Sharon Gill, left, and Christine Flahive, right. (Credit: Charlotte County Sheriff's Office)
Sharon Gill, left, and Christine Flahive, right. (Credit: Charlotte County Sheriff’s Office)

Detective Mike Gandy, who started the unit, has deep roots in the community and more than four decades of experience in law enforcement, mostly at the Charlotte County Sheriff’s Office.

Detective Mike Vogel is a veteran polygrapher who also served as a special agent with the Naval Investigative Service, which is now known as NCIS. He is the evidence guy.

“If we’re looking for something in a case,” Vogel said, “I seem to have a unique knack of being able to find things that are missing.”

Kurt Mehl, a veteran detective from New Jersey, is the meticulous organizer in the team. They have a system where they take all the case files and turn that into a comprehensive summary. It requires the detective to read every line of tens of thousands of documents.

That meticulous attention to detail comes in handy when working cold cases riddled with dead ends.

Left to right: Charlotte County Cold Case Detectives Mike Vogel, Kurt Mehl and Mike Gandy (Credit: WINK News)
Left to right: Charlotte County Cold Case Detectives Mike Vogel, Kurt Mehl and Mike Gandy (Credit: WINK News)

“You have cases where maybe there are numerous suspects and no real evidence,” Mehl said. “You start eliminating suspects and you start closing the doors and it slowly brings you to where you ultimately want to be to the person who is responsible or persons.”

That is, finding the killer and closing the case.

“A big part of this is analyzing what you already have, what else happened here that they missed because simply, they didn’t have time,” Gandy said. “Over the years many detectives have worked on these cases but detectives are working crimes daily and they would say, ‘When you have time look at this case, this case, and this case – and they’re cold cases — but you don’t ever have that time.'”
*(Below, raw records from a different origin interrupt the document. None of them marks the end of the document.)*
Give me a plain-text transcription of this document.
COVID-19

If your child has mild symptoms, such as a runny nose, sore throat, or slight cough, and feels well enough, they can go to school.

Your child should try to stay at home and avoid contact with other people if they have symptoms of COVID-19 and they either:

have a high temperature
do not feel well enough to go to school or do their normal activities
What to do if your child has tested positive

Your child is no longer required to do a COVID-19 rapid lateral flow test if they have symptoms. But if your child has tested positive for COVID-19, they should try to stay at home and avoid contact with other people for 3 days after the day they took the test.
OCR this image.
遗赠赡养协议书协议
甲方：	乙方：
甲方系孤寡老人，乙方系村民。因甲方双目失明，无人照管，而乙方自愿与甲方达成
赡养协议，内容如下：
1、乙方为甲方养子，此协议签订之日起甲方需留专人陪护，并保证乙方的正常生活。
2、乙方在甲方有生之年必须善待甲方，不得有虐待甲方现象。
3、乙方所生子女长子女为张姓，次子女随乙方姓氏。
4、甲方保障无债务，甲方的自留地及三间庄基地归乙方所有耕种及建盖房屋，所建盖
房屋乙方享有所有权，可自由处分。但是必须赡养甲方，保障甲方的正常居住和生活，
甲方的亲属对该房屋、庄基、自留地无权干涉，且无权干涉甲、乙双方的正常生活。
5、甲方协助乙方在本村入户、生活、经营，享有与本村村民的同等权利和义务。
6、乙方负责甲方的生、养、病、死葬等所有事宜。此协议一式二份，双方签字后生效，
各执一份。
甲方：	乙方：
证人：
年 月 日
In that search for clues, teamwork for this team matters. “We work cases together,” Gandy said. “One day we may take two or three statements from a potential defendant and just sit and analyze it together in here and say, ‘Well, why did he say this or why did he say that?’ And we’ll come up sometimes with three different possibilities, and sometimes we’ll come up with one thing that looks definite.”

While DNA can make a difference in solving these old cases, Gandy said their success has mainly come from good old-style detective work, which is getting out and knocking on doors.

One pivotal piece can lead to justice for the victims and their families, which makes it all worth it to these detectives. The detectives said they are not headed to a life of leisure anytime soon.

“Some people are able to walk away from it when they retire from law enforcement and some people just can’t,” Vogel said.